Il complesso del Convento di San Vito, edificato nel 1432 per volontà del Beato Matteo Cimarra e finanziato dal Senato agrigentino, rappresenta uno dei nuclei originari della struttura dell’ex carcere. Originariamente situato nella boscosa Rupe Atenea, a pochi passi dalle mura medievali di Girgenti, il convento fu pensato come un luogo di devozione e accoglienza spirituale. Nel 1863, con la soppressione degli ordini religiosi e il passaggio dei loro beni allo Stato, i frati furono costretti a cedere il convento che venne trasformato in carcere, e tale rimase fino al 1996 quando i detenuti furono trasferiti nella moderna casa circondariale Di Lorenzo

Abbandono e rinascita

Chiuso nel 1996, l’ex carcere di San Vito è diventato un luogo spesso inaccessibile, le cui funzioni storiche e spirituali sono cadute nell’oblio.
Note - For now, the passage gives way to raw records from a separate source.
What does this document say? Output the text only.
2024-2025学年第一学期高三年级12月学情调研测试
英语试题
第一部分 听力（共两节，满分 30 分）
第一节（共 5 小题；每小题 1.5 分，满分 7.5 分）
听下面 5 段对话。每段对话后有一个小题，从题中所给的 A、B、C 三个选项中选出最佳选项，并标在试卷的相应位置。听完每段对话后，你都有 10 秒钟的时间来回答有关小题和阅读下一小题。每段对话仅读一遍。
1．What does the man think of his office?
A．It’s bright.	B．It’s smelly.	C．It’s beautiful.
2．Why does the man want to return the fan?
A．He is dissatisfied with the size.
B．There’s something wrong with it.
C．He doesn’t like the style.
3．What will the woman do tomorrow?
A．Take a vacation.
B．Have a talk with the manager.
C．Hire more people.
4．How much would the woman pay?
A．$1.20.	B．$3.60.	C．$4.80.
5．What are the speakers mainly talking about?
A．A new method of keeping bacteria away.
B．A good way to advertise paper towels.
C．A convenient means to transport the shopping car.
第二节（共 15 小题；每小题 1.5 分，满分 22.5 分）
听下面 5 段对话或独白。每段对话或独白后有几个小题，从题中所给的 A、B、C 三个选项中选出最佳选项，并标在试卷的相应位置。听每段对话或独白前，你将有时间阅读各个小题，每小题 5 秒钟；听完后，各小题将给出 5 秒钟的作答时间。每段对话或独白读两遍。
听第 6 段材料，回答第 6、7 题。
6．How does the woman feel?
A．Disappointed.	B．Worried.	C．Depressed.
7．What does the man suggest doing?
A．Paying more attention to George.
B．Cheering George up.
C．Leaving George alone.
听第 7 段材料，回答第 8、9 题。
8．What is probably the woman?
Negli anni successivi, sono state avviate campagne di sensibilizzazione e studi preliminari – come quelli promossi dall’Università di Palermo – per ipotizzare un restauro compatibile in grado di restituire alla comunità questo luogo pieno di storia.Oggi il sito emerge come un monumento silenzioso ma carico di significato, simbolo delle stratificazioni architettoniche, sociali e culturali di Agrigento. Il progetto di recupero che la Farm - a cui il Demanio ha affidato il carcere per tre anni - porta avanti con il supporto del Politecnico di Milano, sarà l'opportunità di dare nuova vita a un patrimonio della collettività, dove si leggono tracce tangibili di memoria urbana e identitaria.